Je vais bien je suis indemne même si j’ai du mal à ouvrir les yeux et que je sens que la nuit veut s’imposer autour de moi mais il fait jour et je n’ai rien je sens mon coeur battre la chamade pas une égratignure au coeur de ce magma de tôles enchevêtrées de voitures en collision mon esprit sourit à la vie qui était à deux doigts de me filer sous le nez je vais bien je sens l’essence qui transpire de ce magma de tôles j’entends des gens qui m’appellent qui me parlent qui se parlent il a grillé le feu rouge je ne l’ai pas vu il roulait trop vite je vais bien j’ai le goût de la peur dans la bouche les deux voitures forment un ying et un yang rouge et blanc unies en un seul bloc une seule boule une seule compression une oeuvre d’art qu’une dizaine personnes entourent et admirent maintenant je vais bien des files de voitures s’agglutinent de part et d’autre de la route comme des flèches dont l’extrémité se réunit en un point qui est cette sculpture rouge et blanche entourée de gens venus voir aider parler une ambulance se fraie un chemin en remontant une file comme elle peut avec sa sirène hurlante et les flashs stroboscopiques de son gyrophare les flèches s’agrandissent et se transforment en toiles d’araignée suivant le tracé des rues qui se rejoignent s’encombrent et s’embouteillent les klaxons s’amenuisent les bruits se fondent dans ceux de la ville la toile d’araignée est engloutie et disparaît laissant la ville à sa placidité et à son inertie une tâche un point une pensée je vais bien
c’est prenant cet emprisonnement, j’ai pensé au monologue de Piccoli dans Les choses de la vie.
Oui, j’y avais pas pensé. Ou pas volontairement. Merci.
Bonjour Jean-Luc,
ce ‘je vais bien’ seule arme contre ce que le recul dévoile, le zoom qui construit de mots ce qui se défait de vie, (enfin, c’est ce que je ressens)
CatS
Merci Catherine. Ce « zoom qui construit de mots ce qui se défait de vie » est une belle image. À dire vrai, j’y avais pas pensé mais ça me plaît.
réussi et prenant.
Merci pour ton passage Danièle. Et pour tes mots.

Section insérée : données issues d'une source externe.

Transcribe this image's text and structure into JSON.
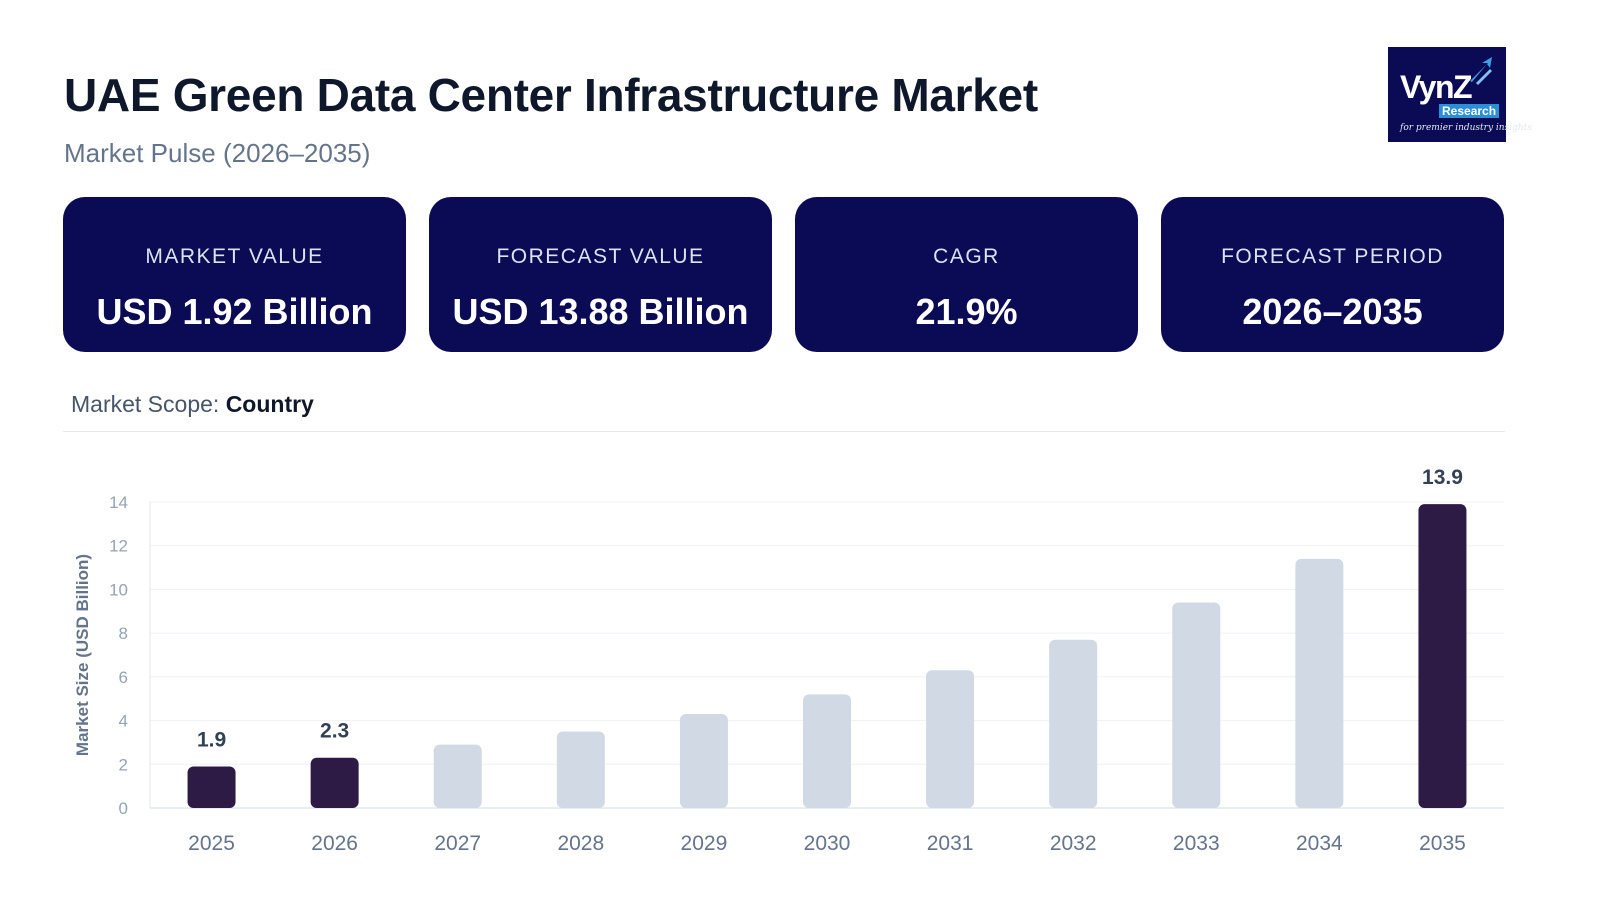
{
  "header": {
    "title": "UAE Green Data Center Infrastructure Market",
    "subtitle": "Market Pulse (2026–2035)"
  },
  "logo": {
    "brand": "VynZ",
    "sub": "Research",
    "tagline": "for premier industry insights",
    "bg_color": "#0b0b55"
  },
  "cards": [
    {
      "label": "MARKET VALUE",
      "value": "USD 1.92 Billion"
    },
    {
      "label": "FORECAST VALUE",
      "value": "USD 13.88 Billion"
    },
    {
      "label": "CAGR",
      "value": "21.9%"
    },
    {
      "label": "FORECAST PERIOD",
      "value": "2026–2035"
    }
  ],
  "scope": {
    "label": "Market Scope:",
    "value": "Country"
  },
  "colors": {
    "card_bg": "#0b0b55",
    "highlight_bar": "#2d1b45",
    "bar": "#d1d9e4"
  },
  "chart_data": {
    "type": "bar",
    "categories": [
      "2025",
      "2026",
      "2027",
      "2028",
      "2029",
      "2030",
      "2031",
      "2032",
      "2033",
      "2034",
      "2035"
    ],
    "values": [
      1.9,
      2.3,
      2.9,
      3.5,
      4.3,
      5.2,
      6.3,
      7.7,
      9.4,
      11.4,
      13.9
    ],
    "highlighted": [
      "2025",
      "2026",
      "2035"
    ],
    "data_labels": {
      "2025": "1.9",
      "2026": "2.3",
      "2035": "13.9"
    },
    "ylabel": "Market Size (USD Billion)",
    "xlabel": "",
    "ylim": [
      0,
      14
    ],
    "yticks": [
      0,
      2,
      4,
      6,
      8,
      10,
      12,
      14
    ],
    "grid": true
  }
}
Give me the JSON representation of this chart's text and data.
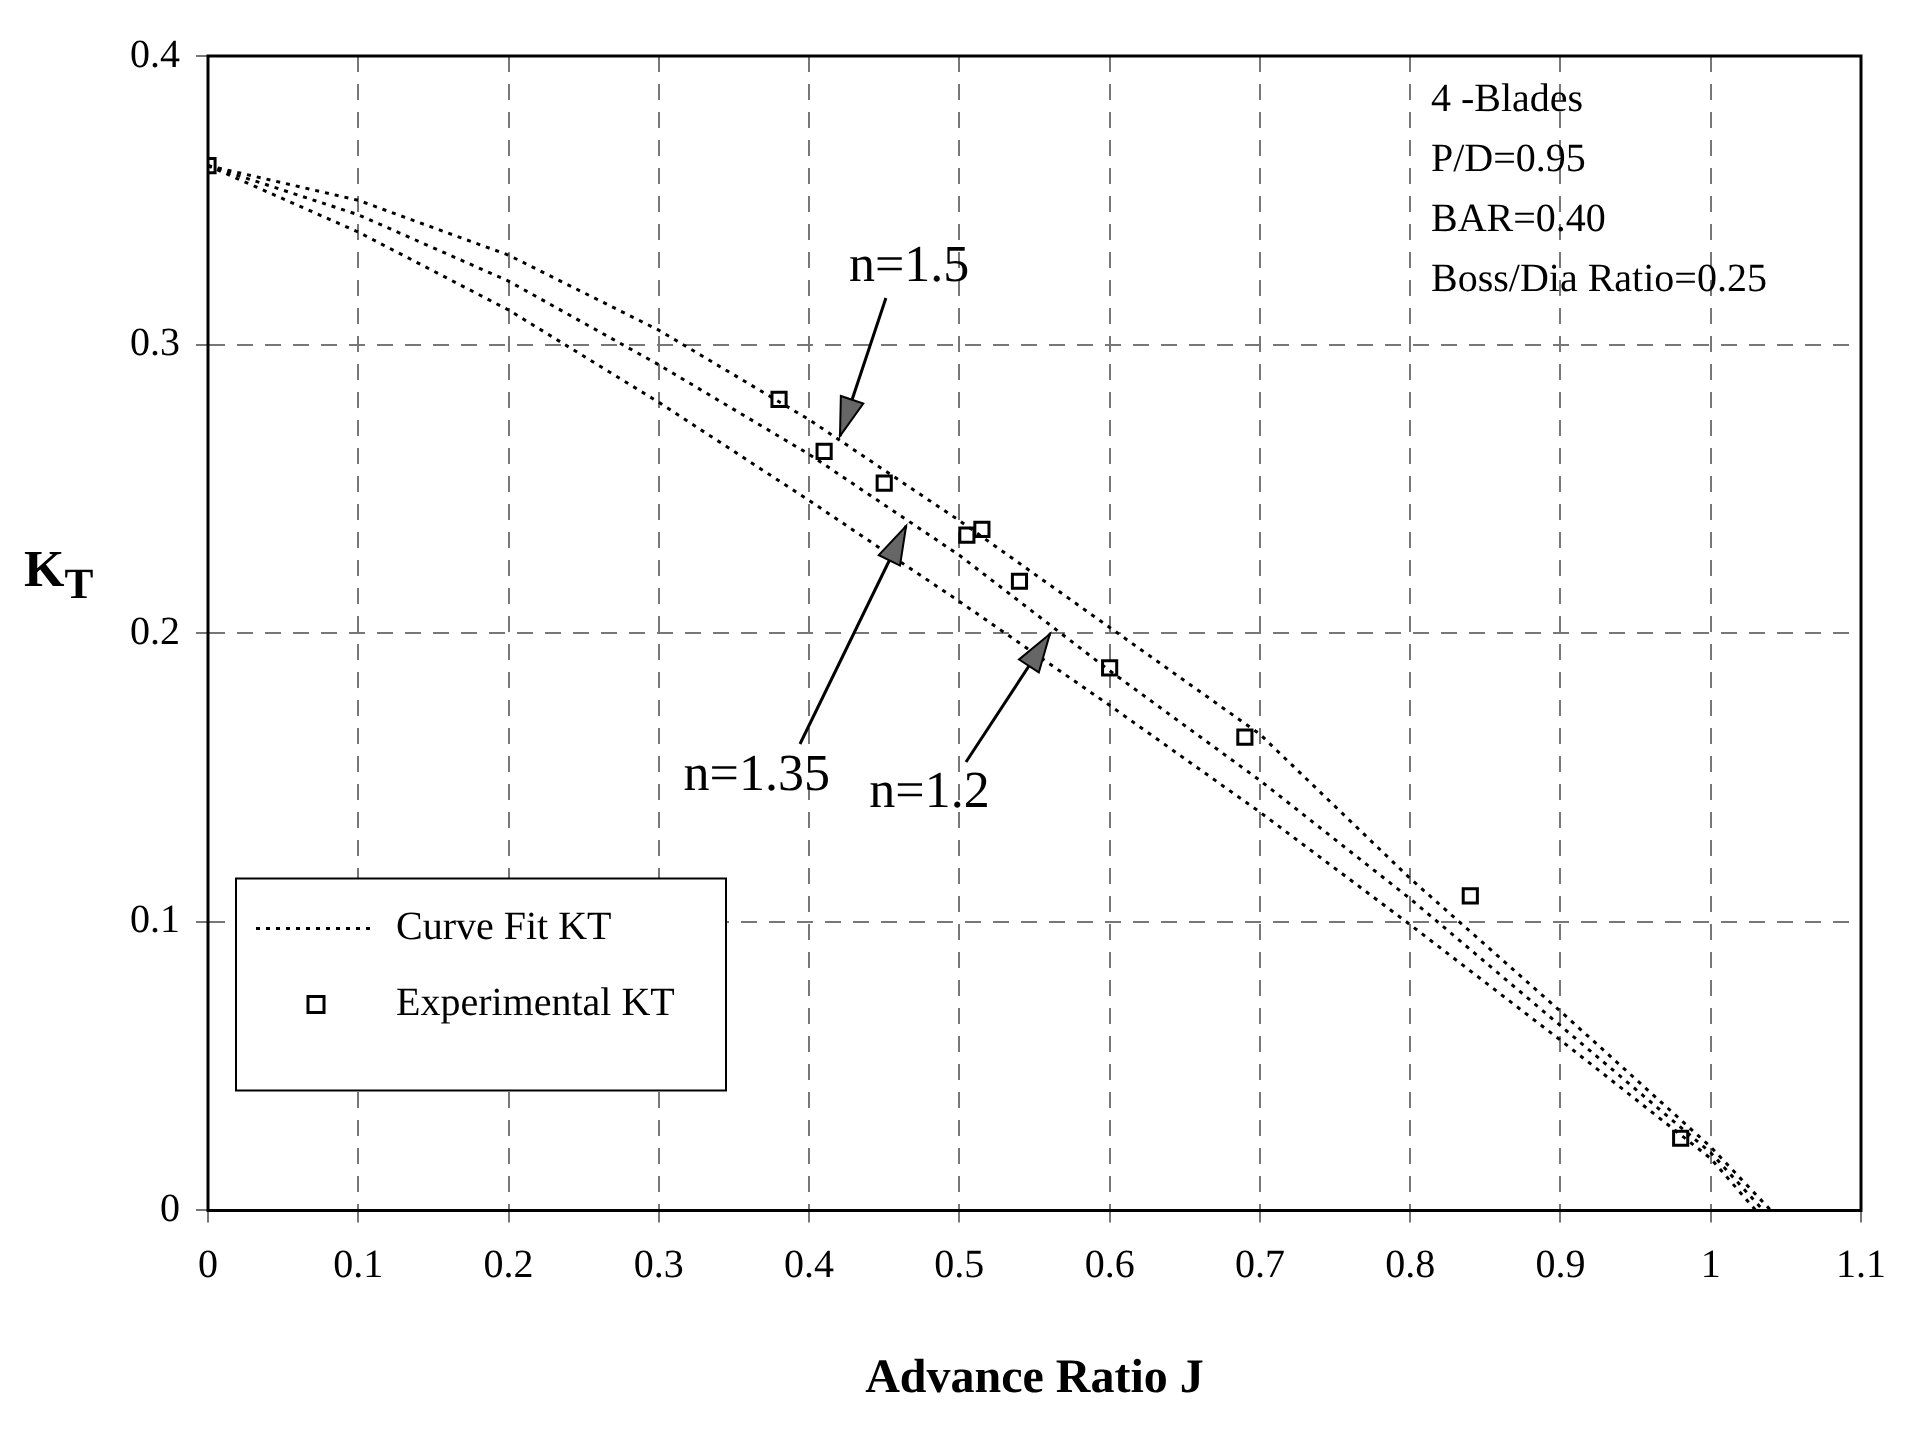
{
  "chart_data": {
    "type": "line",
    "xlabel": "Advance Ratio J",
    "ylabel": "K$_{T}$",
    "xlim": [
      0,
      1.1
    ],
    "xticks": [
      0,
      0.1,
      0.2,
      0.3,
      0.4,
      0.5,
      0.6,
      0.7,
      0.8,
      0.9,
      {
        "value": 1,
        "label": "1"
      },
      1.1
    ],
    "ylim": [
      0,
      0.4
    ],
    "yticks": [
      {
        "value": 0,
        "label": "0"
      },
      0.1,
      0.2,
      0.3,
      0.4
    ],
    "grid": true,
    "legend": "bottom left",
    "series": [
      {
        "name": "Curve Fit KT",
        "color": "#000000",
        "line_style": "dotted",
        "marker": "none",
        "x": [
          0,
          0.1,
          0.2,
          0.3,
          0.4,
          0.5,
          0.6,
          0.7,
          0.8,
          0.9,
          1.0,
          1.04
        ],
        "values": [
          0.362,
          0.35,
          0.331,
          0.305,
          0.274,
          0.239,
          0.202,
          0.165,
          0.115,
          0.069,
          0.022,
          0
        ]
      },
      {
        "color": "#000000",
        "line_style": "dotted",
        "marker": "none",
        "x": [
          0,
          0.1,
          0.2,
          0.3,
          0.4,
          0.5,
          0.6,
          0.7,
          0.8,
          0.9,
          1.0,
          1.035
        ],
        "values": [
          0.362,
          0.345,
          0.322,
          0.293,
          0.262,
          0.227,
          0.187,
          0.149,
          0.108,
          0.064,
          0.02,
          0
        ]
      },
      {
        "color": "#000000",
        "line_style": "dotted",
        "marker": "none",
        "x": [
          0,
          0.1,
          0.2,
          0.3,
          0.4,
          0.5,
          0.6,
          0.7,
          0.8,
          0.9,
          1.0,
          1.03
        ],
        "values": [
          0.362,
          0.339,
          0.312,
          0.28,
          0.246,
          0.211,
          0.175,
          0.138,
          0.099,
          0.059,
          0.018,
          0
        ]
      },
      {
        "name": "Experimental KT",
        "type": "scatter",
        "color": "#000000",
        "marker": "square",
        "x": [
          0,
          0.38,
          0.41,
          0.45,
          0.505,
          0.515,
          0.54,
          0.6,
          0.69,
          0.84,
          0.98
        ],
        "values": [
          0.362,
          0.281,
          0.263,
          0.252,
          0.234,
          0.236,
          0.218,
          0.188,
          0.164,
          0.109,
          0.025
        ]
      }
    ],
    "annotations": [
      "4 -Blades",
      "P/D=0.95",
      "BAR=0.40",
      "Boss/Dia Ratio=0.25",
      {
        "text": "n=1.5",
        "x": 0.42,
        "y": 0.268
      },
      {
        "text": "n=1.35",
        "x": 0.465,
        "y": 0.237
      },
      {
        "text": "n=1.2",
        "x": 0.56,
        "y": 0.2
      }
    ]
  }
}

Ah, la puissance de la litanie, je vais bien. Le sans ponctuation fonctionne à merveille. Merci, Jean-Luc.
Merci d’être passée Anne.
J’ai ressenti l’angoisse rétrospective mêlée au soulagement comme les tôles rouge et blanche, et j’aime l’image abstraite qui se forme en prenant du recul. Tu vas bien. Ton texte aussi.